Personne n’y croyait vraiment. Personne ne croyait qu’un jour Rage Against the Machine reprendrait la route. Personne ne croyait pouvoir un jour entendre de nouvelles chansons. Mais ce qui tenait de la fabulation, de l’imagination exacerbée, de l’illusion, est devenu réalité. Sous le nom de Prophets of Rage, trois membres fondateurs reprennent du service accompagnés de Chuck D (Public Enemy) et de B-Real (Cypress Hill) aux voix.
Le groupe est en forme. Tom Morello, sans contredit l’un des guitaristes les plus imaginatifs de sa génération, joue comme si le sort du monde en dépendait, comme un guérillero dans la Sierra Maestra. Le son de sa guitare est puissant, distorsionné et chirurgical. Agissant comme maître d’orchestre, il est tout à fait en contrôle de sa bande. Les trois musiciens se comprennent d’un clin d’œil, accélèrent ou ralentissent la cadence selon la volonté du guitariste. Le spectacle n’a pas pris une ride et la fougue y est toujours.
Les deux nouveaux chanteurs ont réussi à tirer leur épingle du jeu. Malgré les quelques erreurs de tempo assez apparentes, les deux rappeurs s’échangent les couplets et partagent les refrains de manière très juste et égalitaire. La voix de B-Real, parfois, ressemble à s’y méprendre à celle de Zack de la Rocha, et son scream n’est, ma foi, pas piqué des vers.
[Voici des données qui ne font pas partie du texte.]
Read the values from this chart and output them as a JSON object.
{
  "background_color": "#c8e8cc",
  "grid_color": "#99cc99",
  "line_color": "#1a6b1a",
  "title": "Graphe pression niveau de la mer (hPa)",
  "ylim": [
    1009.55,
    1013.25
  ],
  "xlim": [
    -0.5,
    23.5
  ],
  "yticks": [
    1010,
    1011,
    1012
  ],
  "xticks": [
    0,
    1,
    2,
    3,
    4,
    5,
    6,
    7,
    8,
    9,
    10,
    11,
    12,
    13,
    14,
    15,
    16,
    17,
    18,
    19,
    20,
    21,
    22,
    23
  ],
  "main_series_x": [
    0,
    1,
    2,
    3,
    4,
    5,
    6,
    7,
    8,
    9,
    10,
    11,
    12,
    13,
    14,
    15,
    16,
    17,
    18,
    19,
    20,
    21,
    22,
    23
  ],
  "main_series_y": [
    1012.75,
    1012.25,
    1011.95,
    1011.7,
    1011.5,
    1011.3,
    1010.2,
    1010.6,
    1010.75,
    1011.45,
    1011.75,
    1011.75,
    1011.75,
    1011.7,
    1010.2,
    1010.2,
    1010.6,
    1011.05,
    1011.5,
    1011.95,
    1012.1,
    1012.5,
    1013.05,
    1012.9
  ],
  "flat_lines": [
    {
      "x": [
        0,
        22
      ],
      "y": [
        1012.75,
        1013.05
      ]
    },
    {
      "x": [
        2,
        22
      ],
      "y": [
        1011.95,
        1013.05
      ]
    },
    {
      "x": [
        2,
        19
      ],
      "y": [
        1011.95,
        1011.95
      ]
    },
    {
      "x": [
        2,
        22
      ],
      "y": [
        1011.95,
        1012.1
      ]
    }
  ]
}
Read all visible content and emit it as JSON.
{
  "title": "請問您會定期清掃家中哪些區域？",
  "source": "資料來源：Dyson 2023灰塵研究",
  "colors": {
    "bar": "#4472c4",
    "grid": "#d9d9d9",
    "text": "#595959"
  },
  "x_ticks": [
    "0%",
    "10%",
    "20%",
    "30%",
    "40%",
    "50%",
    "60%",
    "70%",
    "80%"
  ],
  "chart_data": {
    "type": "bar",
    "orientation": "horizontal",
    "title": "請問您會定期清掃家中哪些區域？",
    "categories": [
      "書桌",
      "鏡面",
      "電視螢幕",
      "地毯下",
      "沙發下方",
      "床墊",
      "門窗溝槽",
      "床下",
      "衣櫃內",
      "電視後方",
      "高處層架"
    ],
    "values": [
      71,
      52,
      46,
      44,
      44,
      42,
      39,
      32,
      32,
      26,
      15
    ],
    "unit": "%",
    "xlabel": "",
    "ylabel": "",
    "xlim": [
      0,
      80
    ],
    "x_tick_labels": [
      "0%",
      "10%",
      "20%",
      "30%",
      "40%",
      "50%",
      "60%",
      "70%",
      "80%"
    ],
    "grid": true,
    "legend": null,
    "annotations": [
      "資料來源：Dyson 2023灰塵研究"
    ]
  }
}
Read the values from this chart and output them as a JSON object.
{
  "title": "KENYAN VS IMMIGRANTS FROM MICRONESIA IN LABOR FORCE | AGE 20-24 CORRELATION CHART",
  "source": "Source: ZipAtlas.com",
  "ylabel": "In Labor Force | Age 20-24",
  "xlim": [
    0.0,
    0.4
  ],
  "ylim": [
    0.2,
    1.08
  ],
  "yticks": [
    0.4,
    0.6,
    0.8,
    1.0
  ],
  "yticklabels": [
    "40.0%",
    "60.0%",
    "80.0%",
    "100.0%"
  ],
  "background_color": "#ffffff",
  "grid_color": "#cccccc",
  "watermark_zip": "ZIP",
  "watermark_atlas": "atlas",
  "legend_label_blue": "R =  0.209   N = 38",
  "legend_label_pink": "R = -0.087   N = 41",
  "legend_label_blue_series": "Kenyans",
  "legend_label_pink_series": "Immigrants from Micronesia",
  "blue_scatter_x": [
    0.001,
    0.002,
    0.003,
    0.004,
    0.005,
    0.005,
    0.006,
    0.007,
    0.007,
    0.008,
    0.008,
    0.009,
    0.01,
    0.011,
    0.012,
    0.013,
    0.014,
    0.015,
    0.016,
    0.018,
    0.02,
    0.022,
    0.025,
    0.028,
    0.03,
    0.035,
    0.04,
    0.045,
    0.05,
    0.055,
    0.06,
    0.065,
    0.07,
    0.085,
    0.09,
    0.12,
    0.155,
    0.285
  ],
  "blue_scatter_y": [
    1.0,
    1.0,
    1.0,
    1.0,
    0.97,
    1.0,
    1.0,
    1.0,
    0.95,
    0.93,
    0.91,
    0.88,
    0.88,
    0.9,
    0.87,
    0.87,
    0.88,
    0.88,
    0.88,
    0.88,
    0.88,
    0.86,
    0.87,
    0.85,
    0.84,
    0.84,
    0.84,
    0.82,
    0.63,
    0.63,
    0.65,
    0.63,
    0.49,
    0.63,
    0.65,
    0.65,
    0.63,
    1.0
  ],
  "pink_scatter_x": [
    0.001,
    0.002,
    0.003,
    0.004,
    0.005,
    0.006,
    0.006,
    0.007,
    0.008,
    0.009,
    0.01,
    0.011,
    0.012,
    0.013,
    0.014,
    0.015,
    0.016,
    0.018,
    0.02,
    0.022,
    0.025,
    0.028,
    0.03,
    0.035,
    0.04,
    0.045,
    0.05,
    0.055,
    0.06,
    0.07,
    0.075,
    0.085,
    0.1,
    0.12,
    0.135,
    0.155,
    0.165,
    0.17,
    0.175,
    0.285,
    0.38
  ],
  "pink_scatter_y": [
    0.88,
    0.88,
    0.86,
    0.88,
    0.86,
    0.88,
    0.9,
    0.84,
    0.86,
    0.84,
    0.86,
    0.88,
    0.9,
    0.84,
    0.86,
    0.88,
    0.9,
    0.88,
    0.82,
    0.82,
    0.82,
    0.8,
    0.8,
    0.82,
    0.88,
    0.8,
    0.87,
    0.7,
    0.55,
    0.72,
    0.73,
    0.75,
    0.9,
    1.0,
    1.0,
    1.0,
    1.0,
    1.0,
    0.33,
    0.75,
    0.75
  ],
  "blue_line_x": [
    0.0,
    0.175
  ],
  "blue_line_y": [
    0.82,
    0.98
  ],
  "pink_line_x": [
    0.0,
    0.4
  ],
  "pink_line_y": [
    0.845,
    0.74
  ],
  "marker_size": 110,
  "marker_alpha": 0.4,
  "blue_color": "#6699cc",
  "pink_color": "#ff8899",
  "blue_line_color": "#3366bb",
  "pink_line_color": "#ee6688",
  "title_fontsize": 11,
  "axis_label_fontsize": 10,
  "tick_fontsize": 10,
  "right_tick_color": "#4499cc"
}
Les nouvelles chansons… et bien… elles ne sont pas si mal. Nous pourrions user de cynisme et dire qu’il n’y a pas, dans ce nouveau EP du groupe, d’hymne révolutionnaire. Rien pour unir les People of the sun. Mais c’est tout de même plutôt réussi. Évidemment, la foule qui était réunie au Centre Bell était venue, elle, pour faire la révolution (tranquille) comme si c’était 1995, et lever le poing haut dans les airs sur les classiques du groupe. Et ce fut chose faite.
Mais il ne faut pas se méprendre. Ce spectacle n’avait rien de révolutionnaire, et à part le slogan Make America rage again la soirée fut apolitique. Nous étions quelque part entre la caricature d’un mouvement social et la tentative de rappel des luttes passées. Les militants anti-ZLÉA du tournant du millénaire ont grossi du bedon, ils ont des piaules en banlieue et peuvent se permettre de payer leurs bières 11.50 $.
Zack nous manque. Son intelligence, sa rage, son intensité, son audace. Et même si Prophets of Rage ne révolutionnera ni la musique ni la politique, ce spectacle en fut un d’une grande intensité et chargé d’espoir.